Barton’s presence is the novel is one that is representative of a strong, independent and aware woman.  For starters, the fact that she has the confidence and ability to question Crusoe’s motives and believes shows her independence and strong-willed nature.  Barton is also more than aware of her surroundings.  When Crusoe describes his plan for building, she retorts “is it your plan to clear the whole island of growth and turn it into terraces?” (Coetzee33).  Susan is condescending to Crusoe because she can’t believe he would be willing to clear out all of the natural land and add human-made infrastructures.  This is a problem we are still dealing with today and the fact that Barton is aware of it (on a much smaller scale) shows her keen interest and insight in regards to her environment.  She is dedicated in her opinions and she is not afraid to call Crusoe out when she feels he isn’t doing what he should be.  Something I asked myself when I was reading was if her independence was undermined when she let Crusoe do what he wanted with her body, even though it wasn’t exactly what she wanted.  I reread the passage and she said that she tried to stop him and eventually stopped resisting because she felt guilty for the fact that he had not had a woman for fifteen years.  Nothing about this situation was her fault therefore none of her independence was undermined.  She couldn’t have helped what had happened.

It’s interesting that the author brought aspects of the 80’s into the early 1700’s story.  Throughout the 1980’s many women’s rights were being debated, like Planned Parenthood and the right to choose what to do with your body.  This ideal of women independence is clearly reflected in Foe, but because Foe is set in the same time as Robinson Crusoe, it is EXTREMELY progressive for the time period.  Women had almost no rights in the 1700’s, therefore Barton’s independence is a completely new concept.  Meshing these two time periods adds a whole new dynamic to the story.
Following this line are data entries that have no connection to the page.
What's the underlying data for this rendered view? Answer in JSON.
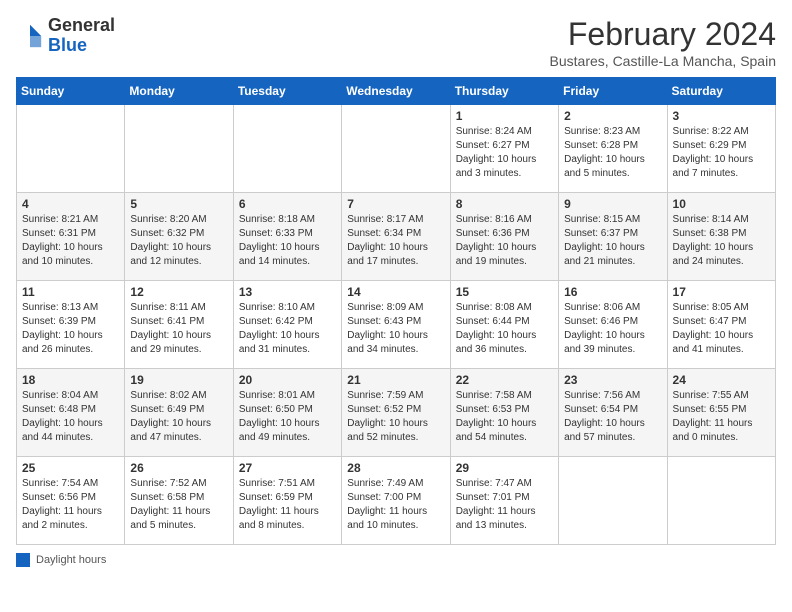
{
  "logo": {
    "general": "General",
    "blue": "Blue"
  },
  "header": {
    "month": "February 2024",
    "location": "Bustares, Castille-La Mancha, Spain"
  },
  "days_of_week": [
    "Sunday",
    "Monday",
    "Tuesday",
    "Wednesday",
    "Thursday",
    "Friday",
    "Saturday"
  ],
  "weeks": [
    [
      {
        "day": "",
        "info": ""
      },
      {
        "day": "",
        "info": ""
      },
      {
        "day": "",
        "info": ""
      },
      {
        "day": "",
        "info": ""
      },
      {
        "day": "1",
        "info": "Sunrise: 8:24 AM\nSunset: 6:27 PM\nDaylight: 10 hours\nand 3 minutes."
      },
      {
        "day": "2",
        "info": "Sunrise: 8:23 AM\nSunset: 6:28 PM\nDaylight: 10 hours\nand 5 minutes."
      },
      {
        "day": "3",
        "info": "Sunrise: 8:22 AM\nSunset: 6:29 PM\nDaylight: 10 hours\nand 7 minutes."
      }
    ],
    [
      {
        "day": "4",
        "info": "Sunrise: 8:21 AM\nSunset: 6:31 PM\nDaylight: 10 hours\nand 10 minutes."
      },
      {
        "day": "5",
        "info": "Sunrise: 8:20 AM\nSunset: 6:32 PM\nDaylight: 10 hours\nand 12 minutes."
      },
      {
        "day": "6",
        "info": "Sunrise: 8:18 AM\nSunset: 6:33 PM\nDaylight: 10 hours\nand 14 minutes."
      },
      {
        "day": "7",
        "info": "Sunrise: 8:17 AM\nSunset: 6:34 PM\nDaylight: 10 hours\nand 17 minutes."
      },
      {
        "day": "8",
        "info": "Sunrise: 8:16 AM\nSunset: 6:36 PM\nDaylight: 10 hours\nand 19 minutes."
      },
      {
        "day": "9",
        "info": "Sunrise: 8:15 AM\nSunset: 6:37 PM\nDaylight: 10 hours\nand 21 minutes."
      },
      {
        "day": "10",
        "info": "Sunrise: 8:14 AM\nSunset: 6:38 PM\nDaylight: 10 hours\nand 24 minutes."
      }
    ],
    [
      {
        "day": "11",
        "info": "Sunrise: 8:13 AM\nSunset: 6:39 PM\nDaylight: 10 hours\nand 26 minutes."
      },
      {
        "day": "12",
        "info": "Sunrise: 8:11 AM\nSunset: 6:41 PM\nDaylight: 10 hours\nand 29 minutes."
      },
      {
        "day": "13",
        "info": "Sunrise: 8:10 AM\nSunset: 6:42 PM\nDaylight: 10 hours\nand 31 minutes."
      },
      {
        "day": "14",
        "info": "Sunrise: 8:09 AM\nSunset: 6:43 PM\nDaylight: 10 hours\nand 34 minutes."
      },
      {
        "day": "15",
        "info": "Sunrise: 8:08 AM\nSunset: 6:44 PM\nDaylight: 10 hours\nand 36 minutes."
      },
      {
        "day": "16",
        "info": "Sunrise: 8:06 AM\nSunset: 6:46 PM\nDaylight: 10 hours\nand 39 minutes."
      },
      {
        "day": "17",
        "info": "Sunrise: 8:05 AM\nSunset: 6:47 PM\nDaylight: 10 hours\nand 41 minutes."
      }
    ],
    [
      {
        "day": "18",
        "info": "Sunrise: 8:04 AM\nSunset: 6:48 PM\nDaylight: 10 hours\nand 44 minutes."
      },
      {
        "day": "19",
        "info": "Sunrise: 8:02 AM\nSunset: 6:49 PM\nDaylight: 10 hours\nand 47 minutes."
      },
      {
        "day": "20",
        "info": "Sunrise: 8:01 AM\nSunset: 6:50 PM\nDaylight: 10 hours\nand 49 minutes."
      },
      {
        "day": "21",
        "info": "Sunrise: 7:59 AM\nSunset: 6:52 PM\nDaylight: 10 hours\nand 52 minutes."
      },
      {
        "day": "22",
        "info": "Sunrise: 7:58 AM\nSunset: 6:53 PM\nDaylight: 10 hours\nand 54 minutes."
      },
      {
        "day": "23",
        "info": "Sunrise: 7:56 AM\nSunset: 6:54 PM\nDaylight: 10 hours\nand 57 minutes."
      },
      {
        "day": "24",
        "info": "Sunrise: 7:55 AM\nSunset: 6:55 PM\nDaylight: 11 hours\nand 0 minutes."
      }
    ],
    [
      {
        "day": "25",
        "info": "Sunrise: 7:54 AM\nSunset: 6:56 PM\nDaylight: 11 hours\nand 2 minutes."
      },
      {
        "day": "26",
        "info": "Sunrise: 7:52 AM\nSunset: 6:58 PM\nDaylight: 11 hours\nand 5 minutes."
      },
      {
        "day": "27",
        "info": "Sunrise: 7:51 AM\nSunset: 6:59 PM\nDaylight: 11 hours\nand 8 minutes."
      },
      {
        "day": "28",
        "info": "Sunrise: 7:49 AM\nSunset: 7:00 PM\nDaylight: 11 hours\nand 10 minutes."
      },
      {
        "day": "29",
        "info": "Sunrise: 7:47 AM\nSunset: 7:01 PM\nDaylight: 11 hours\nand 13 minutes."
      },
      {
        "day": "",
        "info": ""
      },
      {
        "day": "",
        "info": ""
      }
    ]
  ],
  "legend": {
    "box_label": "Daylight hours"
  }
}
Barton’s role in the story also highlights the political climate during the publication of Foe.  Friday, one of the most significant characters in both Robinson Crusoe and Foe, is a black slave to Crusoe.  In Foe, he is left without a tongue and therefore without a form of verbal communication.  I think that this was a commentary by Coetzee on the treatment of African Americans and all colored people in general at this time.  Friday had no voice and simply had to do everything Crusoe asked of him.  Although segregation had been abolished in the 80’s, African Americans and Native Americans were still silenced.  Friday’s inability to speak for himself represents this idea of inhibition and repression.

Without even knowing it, Susan Barton completely changed my perspective of every character and plot point in Robinson Crusoe.  Her character added a new dynamic and an elevated sense of importance to what each of the characters represents.  Things suddenly become important.  It’s not just about a man on an island devouring weird sausage candy things.